After a year of building, prototyping, and delivering services to select customers and partners, the Omics and Precision Agricultural Laboratory (OPAL) has been launched by the Global Institute for Food Security (GIFS) at the University of Saskatchewan (U of S).
OPAL was founded by Agriculture and Agri-Food Canada, the National Research Council of Canada, and the U of S with investment from Western Economic Diversification Canada.
OPAL is a state-of-the-art facility and the only one in Canada to provide analytical and computation services that includes genomics (the study of genetic materials), phenomics (the study of an organism’s traits), and bioinformatics (analyses of biological data), giving rise to the title “Omics”. It combines these with the use of the latest imaging and ag technologies like GPS, unmanned aerial vehicles, remote aerial imagery, and in-field environmental monitoring to provide clients with a complete diagnostic profile of samples.
“Thanks to the invaluable support of our partners, we have been able to set up a highly equipped facility that is a one-stop shop for the comprehensive analyses of microbe, plant and animal samples, and we are very pleased to have these advanced services available here to complement Saskatchewan’s thriving biotechnology ecosystem,” says Steven Webb, GIFS chief executive officer. “As a technology platform, OPAL will use advanced tools and digital agtech to address big issue challenges facing the agriculture and food sectors, aligning with GIFS’ mission to work with partners to discover, develop and deliver innovative solutions for the production of globally sustainable food.”

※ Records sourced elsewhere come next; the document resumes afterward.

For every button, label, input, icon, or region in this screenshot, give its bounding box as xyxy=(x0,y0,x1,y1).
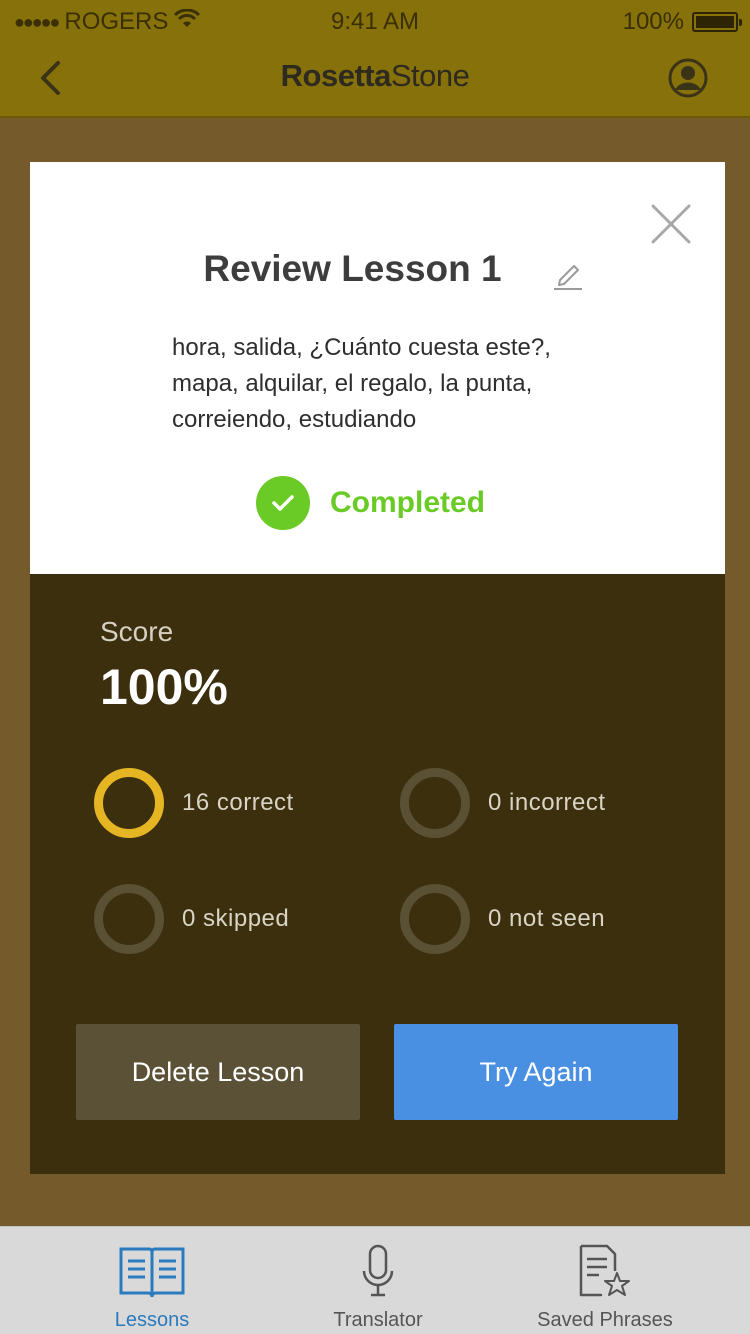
battery-percent: 100% xyxy=(622,8,684,35)
stat-skipped-label: 0 skipped xyxy=(182,905,290,932)
lesson-title: Review Lesson 1 xyxy=(203,248,502,289)
pencil-icon xyxy=(554,265,582,290)
check-icon xyxy=(256,476,310,530)
brand-name-light: Stone xyxy=(390,58,470,93)
brand-logo: RosettaStone xyxy=(0,58,750,94)
score-label: Score xyxy=(100,616,174,647)
completion-label: Completed xyxy=(330,486,486,519)
tab-saved-phrases-label: Saved Phrases xyxy=(537,1309,673,1331)
score-value: 100% xyxy=(100,659,228,715)
stat-incorrect-label: 0 incorrect xyxy=(488,789,606,816)
microphone-icon xyxy=(362,1244,394,1297)
not-seen-ring-icon xyxy=(400,884,470,954)
tab-bar: Lessons Translator Saved Phrases xyxy=(0,1226,750,1334)
tab-lessons[interactable]: Lessons xyxy=(72,1227,232,1334)
lesson-card: Review Lesson 1 hora, salida, ¿Cuánto cu… xyxy=(30,162,725,574)
edit-title-button[interactable] xyxy=(552,258,584,292)
book-icon xyxy=(119,1247,185,1298)
lesson-word-list: hora, salida, ¿Cuánto cuesta este?, mapa… xyxy=(172,334,551,433)
incorrect-ring-icon xyxy=(400,768,470,838)
tab-lessons-label: Lessons xyxy=(114,1309,190,1331)
tab-translator-label: Translator xyxy=(333,1309,423,1331)
document-star-icon xyxy=(579,1244,630,1297)
try-again-button[interactable]: Try Again xyxy=(394,1024,678,1120)
close-button[interactable] xyxy=(649,202,693,246)
delete-lesson-button[interactable]: Delete Lesson xyxy=(76,1024,360,1120)
stat-incorrect: 0 incorrect xyxy=(400,768,606,838)
completion-status: Completed xyxy=(256,476,485,530)
battery-status: 100% xyxy=(622,8,742,36)
stat-not-seen: 0 not seen xyxy=(400,884,605,954)
close-icon xyxy=(651,204,691,244)
correct-ring-icon xyxy=(94,768,164,838)
tab-translator[interactable]: Translator xyxy=(298,1227,458,1334)
battery-icon xyxy=(692,12,742,32)
stat-skipped: 0 skipped xyxy=(94,884,289,954)
results-panel: Score 100% 16 correct 0 incorrect 0 skip… xyxy=(30,574,725,1174)
nav-bar: RosettaStone xyxy=(0,40,750,118)
user-circle-icon xyxy=(668,58,708,98)
stat-not-seen-label: 0 not seen xyxy=(488,905,606,932)
profile-button[interactable] xyxy=(666,56,710,100)
brand-name-bold: Rosetta xyxy=(280,58,392,93)
status-bar: ●●●●● ROGERS 9:41 AM 100% xyxy=(0,0,750,40)
stat-correct-label: 16 correct xyxy=(182,789,294,816)
stat-correct: 16 correct xyxy=(94,768,294,838)
skipped-ring-icon xyxy=(94,884,164,954)
tab-saved-phrases[interactable]: Saved Phrases xyxy=(520,1227,690,1334)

The facility will also help deploy cutting-edge tech developed through the Plant Phenotyping and Imaging Research Centre.

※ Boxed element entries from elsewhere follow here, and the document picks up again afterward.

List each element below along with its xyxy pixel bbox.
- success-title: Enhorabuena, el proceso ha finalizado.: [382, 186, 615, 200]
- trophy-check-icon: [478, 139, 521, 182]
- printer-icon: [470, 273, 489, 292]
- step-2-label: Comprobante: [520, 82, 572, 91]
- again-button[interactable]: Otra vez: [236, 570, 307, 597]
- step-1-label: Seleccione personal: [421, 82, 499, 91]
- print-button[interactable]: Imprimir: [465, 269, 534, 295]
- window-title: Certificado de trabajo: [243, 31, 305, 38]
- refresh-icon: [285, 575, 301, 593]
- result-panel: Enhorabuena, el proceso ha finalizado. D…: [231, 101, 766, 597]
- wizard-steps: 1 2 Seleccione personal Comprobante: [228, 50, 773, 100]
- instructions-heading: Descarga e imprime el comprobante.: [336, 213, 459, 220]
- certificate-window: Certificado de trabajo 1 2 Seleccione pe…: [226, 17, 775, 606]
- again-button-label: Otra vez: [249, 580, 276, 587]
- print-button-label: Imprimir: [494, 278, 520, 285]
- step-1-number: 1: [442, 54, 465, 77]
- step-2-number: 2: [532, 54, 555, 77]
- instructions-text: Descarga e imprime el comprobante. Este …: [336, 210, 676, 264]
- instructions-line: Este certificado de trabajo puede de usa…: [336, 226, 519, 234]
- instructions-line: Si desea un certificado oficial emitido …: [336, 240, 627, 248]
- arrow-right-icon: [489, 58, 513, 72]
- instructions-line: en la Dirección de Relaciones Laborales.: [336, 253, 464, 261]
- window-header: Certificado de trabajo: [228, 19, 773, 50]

OPAL’s laboratory equipment can analyze virtually all genetic material on a large scale, and during its one-year pilot, GIFS loaned the equipment to support diagnostic testing for COVID-19 to the Saskatchewan Health Authority.
“Agtech has the infrastructure and capacity to support the health sector through its adaptable equipment that can be used for very large-scale and automated applications including genetic testing and sequencing, virus detection, protein analysis, and gene expression,” says Webb. “We were pleased to be able to support the Health Authority’s efforts by making our equipment available for the important testing needed at the time.”
OPAL was designed to help resolve climate change and water and nutrient resource issues and when it comes to farming, and will enable farmers to target plants with precise amounts of inputs.